- Sector
- Insurtech · Leadership
- Year
- 2024
- Role
- Fractional CTO
- Outcome
- Stabilised a platform that needed weekly restarts · LLM document pipeline · delivery function built from scratch
What needed fixing.
The symptoms were a portal that needed restarting every few days and long-standing failures in core insurance flows — policy changes, revocations — that had never been properly resolved. Underneath sat the real problem: no technical-PM function, no structured QA, thin documentation, and overlapping vendors whose responsibilities had never been pinned down. Features shipped and regressed in roughly equal measure.
How I built it.
First, stop the bleeding: I stabilised the platform so the portal stopped needing restarts and worked through the years-old bugs in the policy-lifecycle flows. Then the foundations — I stood up the technical-PM function from scratch (Jira, Confluence, structured QA, real documentation across the business-critical areas) and split delivery into parallel development and support streams, so shipping new work stopped breaking the old. I replaced a legacy OCR step with an LLM-based document pipeline that fixed long-running data-quality issues, stood up a read-replica of the upstream Insly database feeding an optimised analytics path and a Power BI layer, imported historical data with a UI to work with it, and pinned down who owned what across the vendors. Then I helped release the platform and saw the migration and follow-up fixes through.
A European insurtech whose customer portal needed restarting every few days. Owned the technical strategy, stopped the restarts, fixed years-old bugs, and built the delivery function that should have existed already.
- 01Stabilise a platform whose customer portal needed restarting every few days
- 02Resolve long-standing bugs in policy-lifecycle flows (changes, revocations)
- 03Build the missing engineering discipline: QA, documentation, delivery process
- 04Improve data quality and give the business usable analytics
- 05Define vendor responsibilities and release the platform
- Platform stabilisation — eliminated multi-day uptime issues and weekly restarts
- Technical-PM function built from scratch: Jira, Confluence, structured QA, documentation
- Delivery split into parallel development and support streams — fewer regressions
- Legacy OCR replaced with an LLM-based document pipeline; data-integrity issues closed
- Read-replica of the upstream Insly database feeding a Power BI analytics layer
- Historical-data import with a purpose-built UI; vendor responsibilities defined
Owning the technical strategy, end to end
A European insurtech platform that needed restarting every few days is not a software problem you can fix by writing more software. It's a leadership problem. I came in as fractional CTO and took the whole technical strategy — which meant the unglamorous first win was simply this: the customer portal stopped falling over. The multi-day uptime issues ended, and then, with the patient stable, the actual work could start.
Two streams, so the firefighting stops eating the roadmap
The first structural change was to stop letting support and delivery fight over the same people. I split the work into two parallel streams — feature delivery on one, support and stabilisation on the other — so a production fire on Tuesday no longer set the roadmap back a fortnight. Fewer regressions, protected velocity, and shipped features that stayed shipped. Around it I stood up the technical-PM function from scratch: Jira, Confluence, structured QA, real documentation across the business-critical flows.

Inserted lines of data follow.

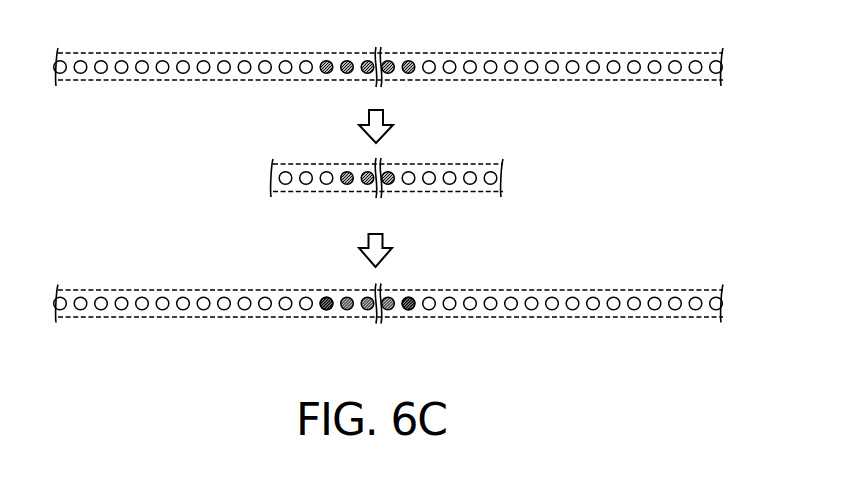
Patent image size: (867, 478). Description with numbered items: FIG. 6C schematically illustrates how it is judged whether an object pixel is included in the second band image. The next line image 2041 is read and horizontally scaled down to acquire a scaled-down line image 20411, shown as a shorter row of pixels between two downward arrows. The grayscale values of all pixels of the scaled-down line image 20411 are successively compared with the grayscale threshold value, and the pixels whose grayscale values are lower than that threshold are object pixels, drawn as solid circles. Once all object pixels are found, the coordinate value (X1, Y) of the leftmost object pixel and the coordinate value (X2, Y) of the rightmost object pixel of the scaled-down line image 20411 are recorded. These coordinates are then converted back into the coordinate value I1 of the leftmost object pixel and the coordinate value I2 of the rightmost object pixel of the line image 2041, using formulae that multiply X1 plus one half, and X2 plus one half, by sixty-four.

The line image 2041 is at (597, 53).
The scaled-down line image 20411 is at (468, 164).
The coordinate value of the leftmost object pixel X1 is at (345, 183).
The coordinate value of the rightmost object pixel X2 is at (391, 183).
The coordinate value of the leftmost object pixel of the line image I1 is at (326, 310).
The coordinate value of the rightmost object pixel of the line image I2 is at (410, 310).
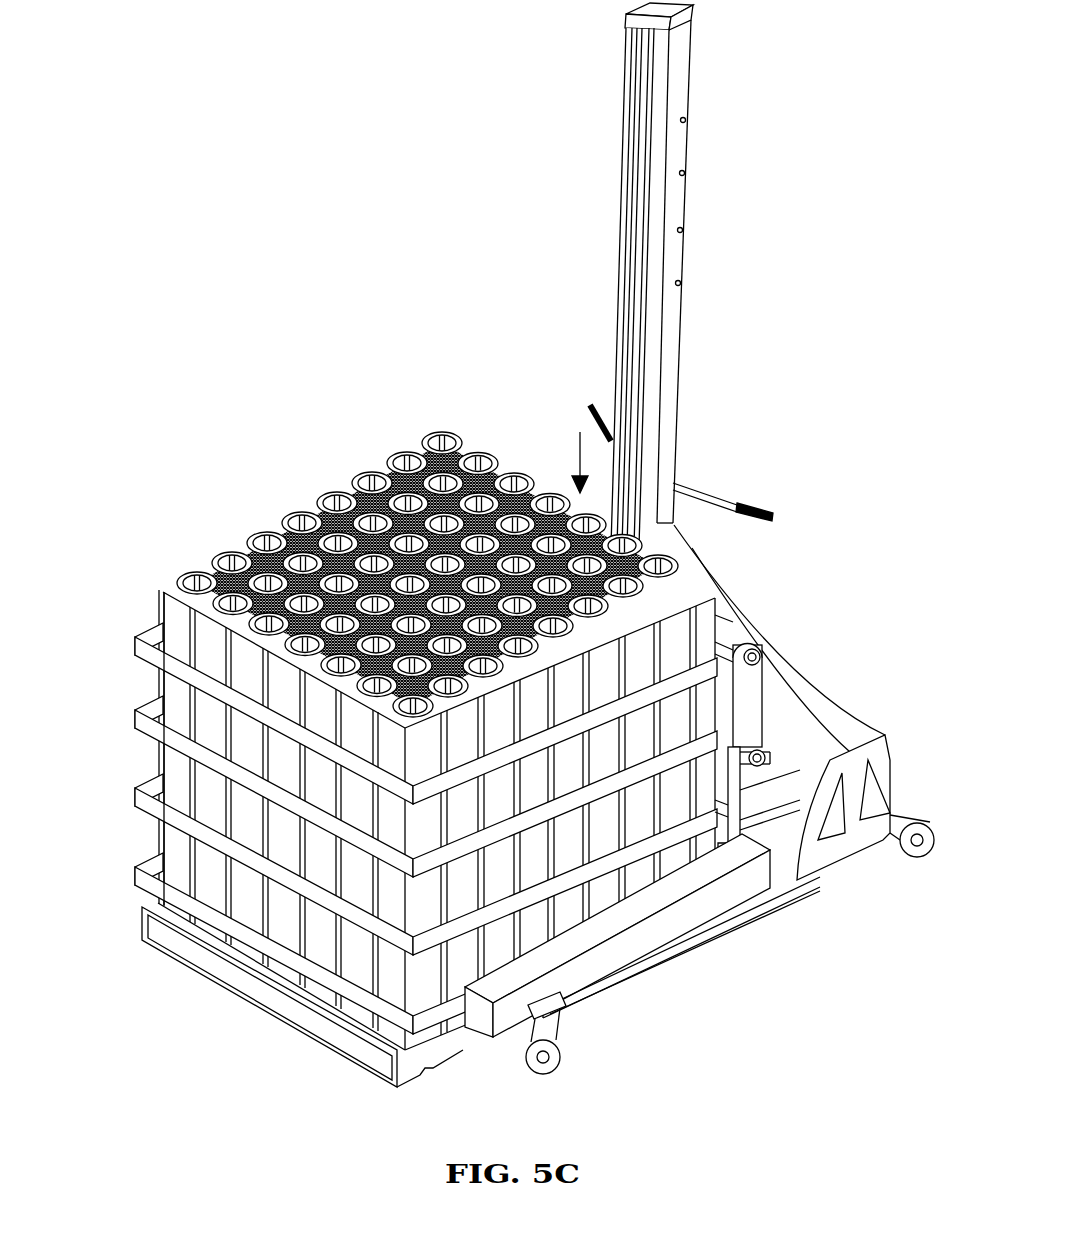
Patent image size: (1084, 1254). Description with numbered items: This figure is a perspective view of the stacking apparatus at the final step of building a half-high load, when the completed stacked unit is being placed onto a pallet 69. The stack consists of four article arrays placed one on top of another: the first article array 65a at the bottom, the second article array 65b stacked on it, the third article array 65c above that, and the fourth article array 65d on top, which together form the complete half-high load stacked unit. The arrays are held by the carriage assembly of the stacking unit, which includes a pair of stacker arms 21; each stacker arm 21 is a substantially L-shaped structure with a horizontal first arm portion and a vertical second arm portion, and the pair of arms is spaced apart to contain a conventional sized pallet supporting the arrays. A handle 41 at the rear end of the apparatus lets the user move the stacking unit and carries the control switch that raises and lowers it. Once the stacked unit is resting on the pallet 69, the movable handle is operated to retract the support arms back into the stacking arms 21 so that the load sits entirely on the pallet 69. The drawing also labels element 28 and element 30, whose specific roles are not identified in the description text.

The stacker arm 21 is at (657, 950).
The fork beam 28 is at (478, 1052).
The mast 30 is at (690, 283).
The handle 41 is at (718, 493).
The first article array 65a is at (123, 855).
The second article array 65b is at (128, 776).
The third article array 65c is at (133, 698).
The fourth article array 65d is at (145, 618).
The pallet 69 is at (167, 955).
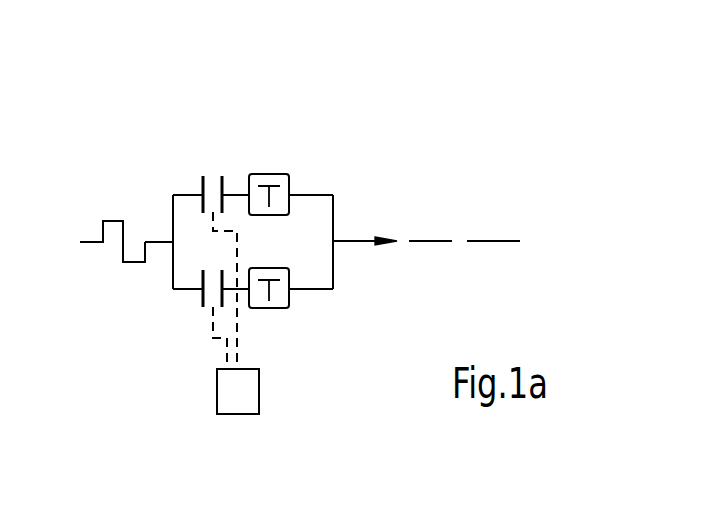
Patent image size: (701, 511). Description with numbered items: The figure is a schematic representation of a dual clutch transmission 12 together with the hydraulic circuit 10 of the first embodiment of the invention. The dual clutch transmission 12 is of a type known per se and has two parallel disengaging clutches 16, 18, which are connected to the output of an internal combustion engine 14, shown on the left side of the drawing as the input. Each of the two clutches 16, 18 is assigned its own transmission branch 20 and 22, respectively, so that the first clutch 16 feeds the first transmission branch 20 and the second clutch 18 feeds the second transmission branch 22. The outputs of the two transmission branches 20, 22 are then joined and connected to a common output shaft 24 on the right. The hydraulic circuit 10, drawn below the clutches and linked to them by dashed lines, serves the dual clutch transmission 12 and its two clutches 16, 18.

The hydraulic circuit 10 is at (262, 397).
The dual clutch transmission 12 is at (373, 187).
The internal combustion engine 14 is at (117, 220).
The disengaging clutch 16 is at (199, 177).
The disengaging clutch 18 is at (202, 302).
The transmission branch 20 is at (273, 175).
The transmission branch 22 is at (275, 310).
The common output shaft 24 is at (350, 241).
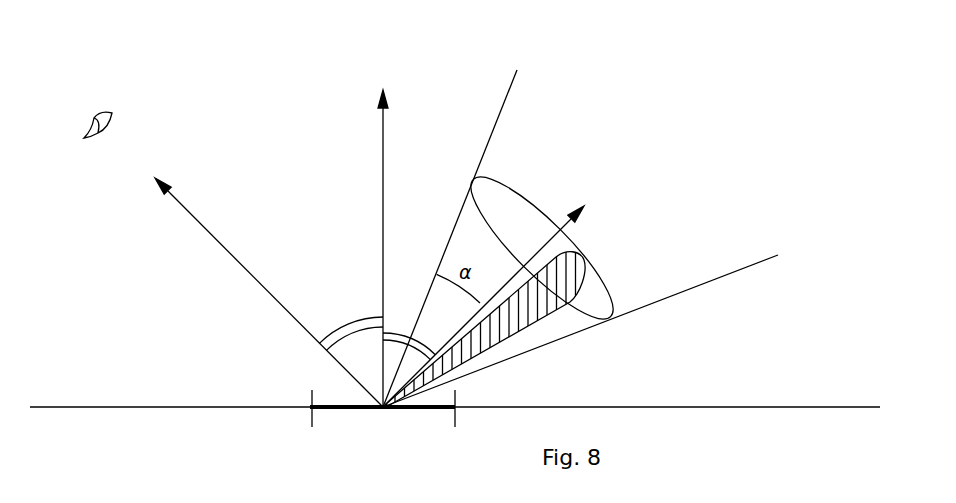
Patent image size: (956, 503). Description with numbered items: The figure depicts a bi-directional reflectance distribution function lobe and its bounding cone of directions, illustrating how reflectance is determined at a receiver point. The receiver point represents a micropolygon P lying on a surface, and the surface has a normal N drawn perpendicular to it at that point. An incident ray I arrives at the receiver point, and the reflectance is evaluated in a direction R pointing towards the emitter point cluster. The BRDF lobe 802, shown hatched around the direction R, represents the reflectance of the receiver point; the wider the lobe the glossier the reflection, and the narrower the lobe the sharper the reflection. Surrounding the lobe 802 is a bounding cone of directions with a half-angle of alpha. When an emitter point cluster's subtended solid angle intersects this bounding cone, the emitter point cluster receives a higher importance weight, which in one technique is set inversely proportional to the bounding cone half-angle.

The BRDF lobe 802 is at (490, 340).
The normal N is at (362, 248).
The incident light ray I is at (257, 273).
The direction towards the emitter point cluster R is at (502, 288).
The micropolygon P is at (382, 426).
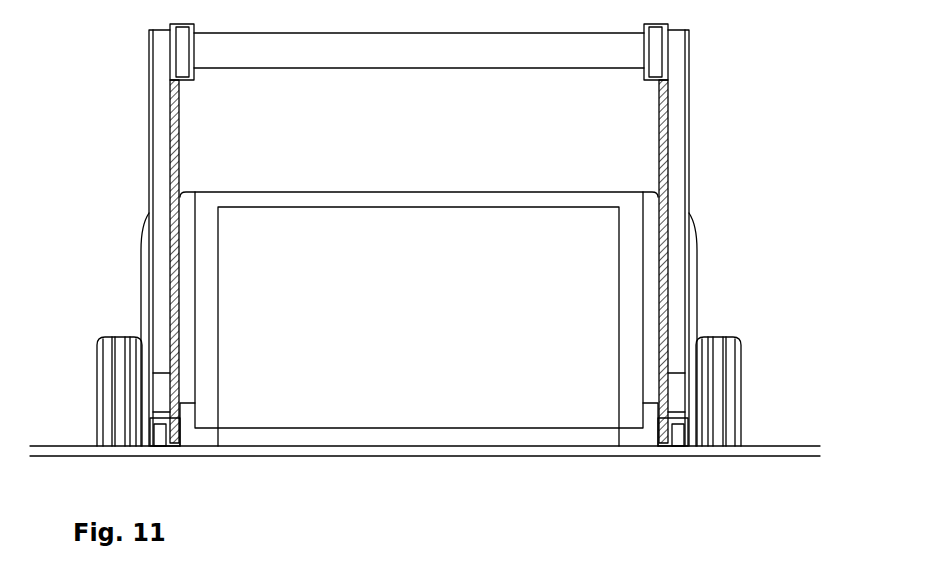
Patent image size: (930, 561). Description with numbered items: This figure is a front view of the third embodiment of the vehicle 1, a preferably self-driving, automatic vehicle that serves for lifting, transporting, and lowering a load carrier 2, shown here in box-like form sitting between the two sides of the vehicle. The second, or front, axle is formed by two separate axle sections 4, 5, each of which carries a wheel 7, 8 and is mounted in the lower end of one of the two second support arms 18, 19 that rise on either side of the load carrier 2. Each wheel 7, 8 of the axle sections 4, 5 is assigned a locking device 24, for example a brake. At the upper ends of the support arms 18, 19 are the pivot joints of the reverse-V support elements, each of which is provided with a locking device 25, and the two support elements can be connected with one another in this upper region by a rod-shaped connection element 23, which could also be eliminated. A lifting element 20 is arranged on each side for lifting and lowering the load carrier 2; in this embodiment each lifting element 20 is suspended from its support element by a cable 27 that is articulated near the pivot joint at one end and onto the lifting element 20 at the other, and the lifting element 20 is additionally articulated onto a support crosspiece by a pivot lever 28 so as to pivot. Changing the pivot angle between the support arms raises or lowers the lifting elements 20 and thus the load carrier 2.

The vehicle 1 is at (745, 53).
The load carrier 2 is at (398, 220).
The axle section 4 is at (97, 397).
The axle section 5 is at (741, 390).
The wheel 7 is at (92, 367).
The wheel 8 is at (740, 370).
The second support arm 18 is at (150, 156).
The second support arm 19 is at (690, 157).
The lifting element 20 is at (178, 447).
The connection element 23 is at (358, 60).
The locking device 24 is at (137, 447).
The locking device 25 is at (197, 80).
The cable 27 is at (182, 190).
The pivot lever 28 is at (176, 398).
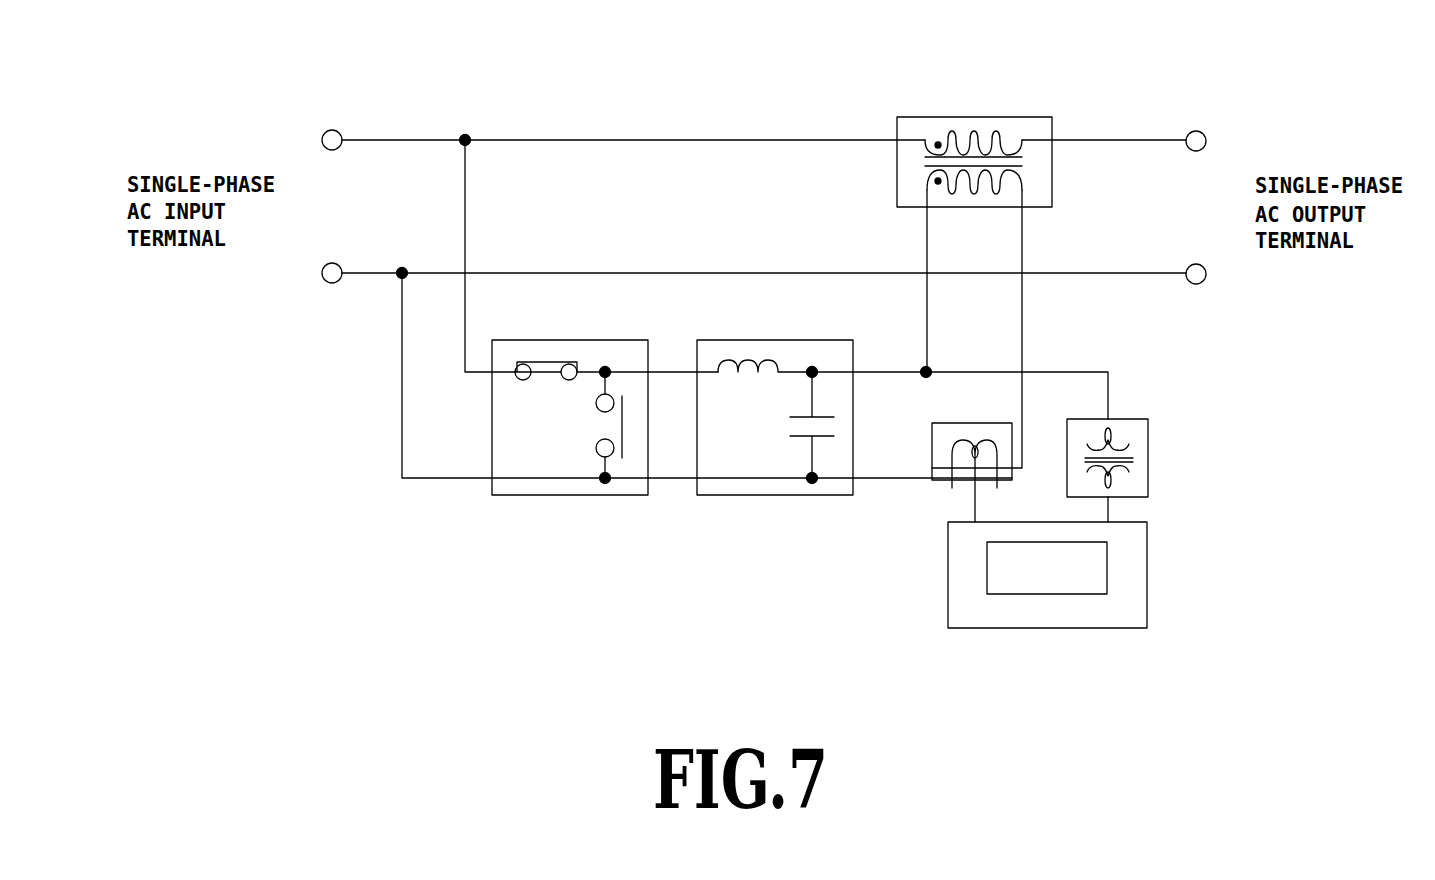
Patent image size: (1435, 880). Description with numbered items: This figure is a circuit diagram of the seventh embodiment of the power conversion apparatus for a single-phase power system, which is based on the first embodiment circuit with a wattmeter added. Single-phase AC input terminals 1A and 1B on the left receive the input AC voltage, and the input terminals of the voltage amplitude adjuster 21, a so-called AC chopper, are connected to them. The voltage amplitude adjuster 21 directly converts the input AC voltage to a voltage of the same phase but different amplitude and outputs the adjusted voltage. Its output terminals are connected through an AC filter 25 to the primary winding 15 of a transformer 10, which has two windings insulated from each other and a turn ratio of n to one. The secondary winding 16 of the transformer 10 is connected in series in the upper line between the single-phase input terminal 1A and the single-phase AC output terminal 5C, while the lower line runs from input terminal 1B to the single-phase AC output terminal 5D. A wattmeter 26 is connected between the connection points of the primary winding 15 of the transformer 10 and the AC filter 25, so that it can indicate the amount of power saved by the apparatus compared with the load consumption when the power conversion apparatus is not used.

Delivery and support, split into parallel streams. The roadmap stopped paying for every fire.
A read-replica of the upstream platform feeding an optimised analytics path and Power BI.Replacing the guesswork with a pipeline
Two pieces of real engineering stand out. The legacy OCR — the source of a long tail of data-integrity problems — was replaced with an LLM-based document pipeline that materially improved data quality and closed issues that had been open for years. And to get the business its numbers without hammering the live system, I stood up a read-replica of the upstream Insly database feeding an optimised analytics path and a Power BI layer. Years-old policy-lifecycle bugs — the MTA and revocation flows nobody wanted to touch — got fixed along the way. Then we released it, and stayed to clean up after the migration. Strategy is only worth anything if the platform is still standing at the end.